Should a victim’s dressing be part of a discourse on sexual assault?
A black skirt and a red sweater; cargo shorts and t-shirt; a striped sundress. The last one belonged to a six year-old.
“What Were You Wearing: Survivor Art Installation” was a powerful exhibition that paired 18 outfits with stories from real sexual assault survivors about their experiences. Although hosted by an American university, many survivors of sexual assault can attest to being asked this very question regardless which part of the world they’re from.
Jen Brockman, the creator of the exhibit and the director of the University of Kansas’ Sexual Assault Prevention and Education Center said that the aim was for students, or anyone, to walk into the show and to see themselves reflected in the outfits and put the blame where it belongs, which is on the person who’s caused the harm.
Have you ever been told that the way you dress could “invite trouble”? How did (or would) you react when or if someone said this to you?
Tell us what you think. We will publish the best comment on our page!
Author: Brenda Haas
Editor: Marjory Linardy
Here are the best comments
Linda Aldred No it should not ! If a woman decides to walk down a street bare assed naked this still does not give men the right to assault them….

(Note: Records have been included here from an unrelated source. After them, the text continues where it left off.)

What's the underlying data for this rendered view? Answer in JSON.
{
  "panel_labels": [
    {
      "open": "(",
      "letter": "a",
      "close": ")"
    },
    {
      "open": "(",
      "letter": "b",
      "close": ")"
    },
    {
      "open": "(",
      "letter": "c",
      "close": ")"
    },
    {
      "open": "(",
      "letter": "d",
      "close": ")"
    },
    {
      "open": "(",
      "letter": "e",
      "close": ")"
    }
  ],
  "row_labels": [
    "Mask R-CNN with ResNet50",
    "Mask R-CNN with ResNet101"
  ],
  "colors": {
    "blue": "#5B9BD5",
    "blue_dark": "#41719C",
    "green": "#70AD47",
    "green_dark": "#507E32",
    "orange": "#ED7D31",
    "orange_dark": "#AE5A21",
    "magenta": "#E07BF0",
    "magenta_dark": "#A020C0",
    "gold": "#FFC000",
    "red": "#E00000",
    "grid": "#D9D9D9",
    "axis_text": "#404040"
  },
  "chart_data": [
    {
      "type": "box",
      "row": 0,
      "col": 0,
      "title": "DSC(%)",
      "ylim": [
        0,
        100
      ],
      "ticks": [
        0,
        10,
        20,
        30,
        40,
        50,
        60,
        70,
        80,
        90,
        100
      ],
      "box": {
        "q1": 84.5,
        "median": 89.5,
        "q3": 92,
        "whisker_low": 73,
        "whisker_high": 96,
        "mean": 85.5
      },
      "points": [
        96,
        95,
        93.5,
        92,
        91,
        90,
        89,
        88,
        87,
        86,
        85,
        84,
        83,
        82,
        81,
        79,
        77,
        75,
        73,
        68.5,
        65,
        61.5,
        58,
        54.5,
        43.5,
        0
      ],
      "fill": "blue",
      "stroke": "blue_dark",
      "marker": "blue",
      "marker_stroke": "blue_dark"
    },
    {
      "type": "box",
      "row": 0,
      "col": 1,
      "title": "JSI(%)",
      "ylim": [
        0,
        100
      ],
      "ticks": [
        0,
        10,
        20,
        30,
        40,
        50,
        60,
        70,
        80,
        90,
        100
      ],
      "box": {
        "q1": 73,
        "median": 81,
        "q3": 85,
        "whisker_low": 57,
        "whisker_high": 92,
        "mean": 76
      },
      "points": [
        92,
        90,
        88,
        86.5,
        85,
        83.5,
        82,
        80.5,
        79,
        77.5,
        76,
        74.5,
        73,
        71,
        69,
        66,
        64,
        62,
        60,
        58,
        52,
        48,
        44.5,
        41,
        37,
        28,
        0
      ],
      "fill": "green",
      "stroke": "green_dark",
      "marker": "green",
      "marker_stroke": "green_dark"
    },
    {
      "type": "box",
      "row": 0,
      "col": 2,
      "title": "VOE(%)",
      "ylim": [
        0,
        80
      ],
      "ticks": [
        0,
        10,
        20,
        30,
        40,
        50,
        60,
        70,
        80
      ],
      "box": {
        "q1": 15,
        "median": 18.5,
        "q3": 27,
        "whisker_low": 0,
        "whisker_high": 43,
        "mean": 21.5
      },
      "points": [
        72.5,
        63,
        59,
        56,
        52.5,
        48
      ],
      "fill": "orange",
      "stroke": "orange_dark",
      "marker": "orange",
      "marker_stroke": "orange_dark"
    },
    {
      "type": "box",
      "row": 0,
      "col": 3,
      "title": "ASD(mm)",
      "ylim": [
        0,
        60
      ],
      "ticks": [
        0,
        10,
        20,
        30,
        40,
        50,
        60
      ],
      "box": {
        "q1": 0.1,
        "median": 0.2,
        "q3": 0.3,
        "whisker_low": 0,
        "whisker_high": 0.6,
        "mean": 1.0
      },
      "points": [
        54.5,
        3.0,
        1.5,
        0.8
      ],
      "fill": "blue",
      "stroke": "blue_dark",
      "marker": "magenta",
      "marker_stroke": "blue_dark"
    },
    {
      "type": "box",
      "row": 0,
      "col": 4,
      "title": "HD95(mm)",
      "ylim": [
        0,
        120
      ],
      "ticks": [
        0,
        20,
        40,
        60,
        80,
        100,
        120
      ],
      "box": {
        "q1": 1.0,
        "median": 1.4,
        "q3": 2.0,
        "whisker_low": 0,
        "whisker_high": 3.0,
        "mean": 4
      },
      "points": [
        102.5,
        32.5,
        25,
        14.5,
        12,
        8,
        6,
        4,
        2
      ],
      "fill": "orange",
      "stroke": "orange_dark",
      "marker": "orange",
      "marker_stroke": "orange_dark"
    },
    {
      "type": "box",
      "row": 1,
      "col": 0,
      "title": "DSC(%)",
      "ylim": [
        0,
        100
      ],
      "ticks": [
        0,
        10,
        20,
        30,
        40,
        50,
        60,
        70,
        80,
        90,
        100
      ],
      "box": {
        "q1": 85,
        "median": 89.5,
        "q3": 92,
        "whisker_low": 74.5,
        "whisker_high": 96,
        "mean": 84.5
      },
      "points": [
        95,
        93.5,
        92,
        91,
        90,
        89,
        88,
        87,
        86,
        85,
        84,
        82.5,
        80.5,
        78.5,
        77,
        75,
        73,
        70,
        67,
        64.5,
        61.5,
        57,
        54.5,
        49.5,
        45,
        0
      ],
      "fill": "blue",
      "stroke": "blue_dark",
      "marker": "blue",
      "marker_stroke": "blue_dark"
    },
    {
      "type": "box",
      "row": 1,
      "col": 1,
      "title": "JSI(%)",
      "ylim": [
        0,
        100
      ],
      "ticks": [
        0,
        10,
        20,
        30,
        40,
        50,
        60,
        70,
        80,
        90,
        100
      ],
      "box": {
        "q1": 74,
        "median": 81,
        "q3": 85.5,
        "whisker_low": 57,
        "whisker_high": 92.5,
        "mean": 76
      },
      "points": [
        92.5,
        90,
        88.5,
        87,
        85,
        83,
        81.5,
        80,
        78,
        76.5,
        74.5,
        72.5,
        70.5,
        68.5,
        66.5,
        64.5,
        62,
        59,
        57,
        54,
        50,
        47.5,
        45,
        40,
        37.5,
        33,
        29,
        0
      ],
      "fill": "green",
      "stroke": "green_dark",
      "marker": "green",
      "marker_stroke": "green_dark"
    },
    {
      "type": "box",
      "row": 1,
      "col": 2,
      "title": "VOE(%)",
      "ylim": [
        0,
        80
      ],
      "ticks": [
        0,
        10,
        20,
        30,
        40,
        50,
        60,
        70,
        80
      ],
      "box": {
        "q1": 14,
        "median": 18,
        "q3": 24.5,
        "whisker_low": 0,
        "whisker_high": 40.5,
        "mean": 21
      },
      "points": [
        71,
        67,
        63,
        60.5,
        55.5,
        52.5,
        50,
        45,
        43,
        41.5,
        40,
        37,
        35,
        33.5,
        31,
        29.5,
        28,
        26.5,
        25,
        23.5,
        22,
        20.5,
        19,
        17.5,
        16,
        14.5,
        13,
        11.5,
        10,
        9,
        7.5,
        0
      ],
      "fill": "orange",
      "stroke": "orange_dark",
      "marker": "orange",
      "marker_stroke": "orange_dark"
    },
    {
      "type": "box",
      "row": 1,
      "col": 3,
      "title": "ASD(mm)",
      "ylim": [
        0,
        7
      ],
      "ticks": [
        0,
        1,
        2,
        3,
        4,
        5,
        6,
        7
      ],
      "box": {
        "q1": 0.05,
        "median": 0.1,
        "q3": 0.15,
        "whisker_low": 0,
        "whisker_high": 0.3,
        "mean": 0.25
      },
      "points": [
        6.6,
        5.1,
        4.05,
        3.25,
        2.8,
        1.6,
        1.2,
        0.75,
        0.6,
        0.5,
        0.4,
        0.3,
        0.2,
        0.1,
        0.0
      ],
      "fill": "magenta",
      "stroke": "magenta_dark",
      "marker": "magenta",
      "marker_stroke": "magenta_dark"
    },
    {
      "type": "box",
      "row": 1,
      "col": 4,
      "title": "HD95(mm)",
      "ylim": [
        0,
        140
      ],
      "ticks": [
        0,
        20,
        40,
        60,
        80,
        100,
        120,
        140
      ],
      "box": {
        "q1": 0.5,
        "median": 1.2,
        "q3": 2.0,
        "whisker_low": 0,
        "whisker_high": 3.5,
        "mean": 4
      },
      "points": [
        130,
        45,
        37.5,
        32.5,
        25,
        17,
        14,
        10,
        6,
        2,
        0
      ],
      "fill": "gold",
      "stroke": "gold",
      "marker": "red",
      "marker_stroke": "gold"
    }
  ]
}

Ghada Brahem sexual assault is BAD and it has nothing to do with dress, sexual assaults happen even in SAUDI ARABIA in wich women mostly covered, we have to change our way of perceiving things.
Pamela Ayers No, dress has nothing to do with consent. Unless someone wears a sign saying “I consent to sex with anyone-ask me for more details.”
Priscilla Dhakal Not at all. One has all the right to dress, walk, talk as it suits them. If anyone takes it as a basis for harassment then they have problems within themselves to be dealt with.
Obrian Ferns Most stupid reason. Parents should educate and open their eyes !!!